Едва нагнувшись к чану, для зачерпывания в граненый стакан остывшего чая, она резко отпрянула назад. Из чайного омута смотрел на нее бородатый лик с поднятым указательным пальцем.
– Ой, ты тут тоже? Слушаю и повинуюсь всеми фибрами души, – затрепетала Валентина.
– Только честными делами вымощена дорога в Рай! Верни долги Валентина! – под рев холодильника голос напоминал о забытых грехах.
За работой Валентина любила вспоминать свои грехи. Так, однажды, она одолжила денег у работников столовой для того, чтобы отдать их незнакомой одинокой бабушке, а та вскоре умерла. Когда работники просили вернуть деньги, то Валентина ссылалась на умершую несчастную бабушку, с которой теперь нечего было спросить.
– А где я им деньги возьму? Скупые и жадные твари, рубля им жалко.
– Только в раскаянии отворятся уста и поведают истину, – звучали слова в шуме струи воды.
Сложив ладони вместе, Валентина стояла возле умывальника и держала руки под струей холодной воды. В памяти возникал случай, как работница кухни, спешила уйти с работы пораньше и попросила ее дожарить бифштексы, а она забыла про обещания и спалила бифштексы. Утром работницу ждали угольки на сковородке, за это ей пришлось расплатиться из своего кармана, а кормить посетителей было нечем.

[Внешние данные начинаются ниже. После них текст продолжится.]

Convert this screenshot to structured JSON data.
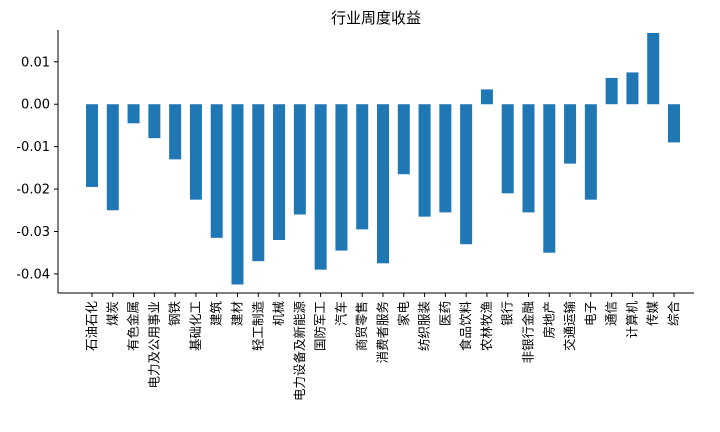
{
  "chart_data": {
    "type": "bar",
    "title": "行业周度收益",
    "xlabel": "",
    "ylabel": "",
    "ylim": [
      -0.0445,
      0.0175
    ],
    "yticks": [
      0.01,
      0.0,
      -0.01,
      -0.02,
      -0.03,
      -0.04
    ],
    "ytick_labels": [
      "0.01",
      "0.00",
      "-0.01",
      "-0.02",
      "-0.03",
      "-0.04"
    ],
    "bar_color": "#1f77b4",
    "grid": false,
    "categories": [
      "石油石化",
      "煤炭",
      "有色金属",
      "电力及公用事业",
      "钢铁",
      "基础化工",
      "建筑",
      "建材",
      "轻工制造",
      "机械",
      "电力设备及新能源",
      "国防军工",
      "汽车",
      "商贸零售",
      "消费者服务",
      "家电",
      "纺织服装",
      "医药",
      "食品饮料",
      "农林牧渔",
      "银行",
      "非银行金融",
      "房地产",
      "交通运输",
      "电子",
      "通信",
      "计算机",
      "传媒",
      "综合"
    ],
    "values": [
      -0.0195,
      -0.025,
      -0.0045,
      -0.008,
      -0.013,
      -0.0225,
      -0.0315,
      -0.0425,
      -0.037,
      -0.032,
      -0.026,
      -0.039,
      -0.0345,
      -0.0295,
      -0.0375,
      -0.0165,
      -0.0265,
      -0.0255,
      -0.033,
      0.0035,
      -0.021,
      -0.0255,
      -0.035,
      -0.014,
      -0.0225,
      0.0062,
      0.0075,
      0.0168,
      -0.009
    ]
  }
}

Работница кухни с укором смотрела на Валентину, которая вела себя так, будто первый раз слышала об обещании.
– Сама виновата, проворовалась, а меня подставить захотела!
Наконец, зал для посетителей был вымыт. В ведре уборщицы бултыхалась темно-коричневая жидкость. Валентина представляла себе, что она несет не грязную воду, а энергетический эликсир, собранный ею для обряда кормления прожорливой порочной твари, живущей в недрах земли. Она чувствовала личную ответственность за такую службу, гордилась, что кормила тварь исключительна она и теперь спешила в туалет, напевая молитву на популярный мотив, запомнившийся ей по радио.
Помнится ей, как жила с первым мужем. Десять лет у них была прекрасная жизнь. Муж работал – она нет, но наказывала его каждый день за то, что он поздно приходил с работы. Целыми днями она вынашивала сценарий вечернего общения с мужем, надеясь на ответные раскаяния с его стороны и признания своей совершенной правоты. Окончив кое-как школу, Валентина усвоила одно правило, услышанное в телевизионном сериале: «Муж должен приносить деньги и любить жену». Учеба в ее прелестную головку не вмещалась, так как место было занято корнями волос и вымотанными нервами. Но первого мужа сбил грузовик, когда тот выходил из машины и Валентина жила еще два года одна за средства от продажи дорогого автомобиля.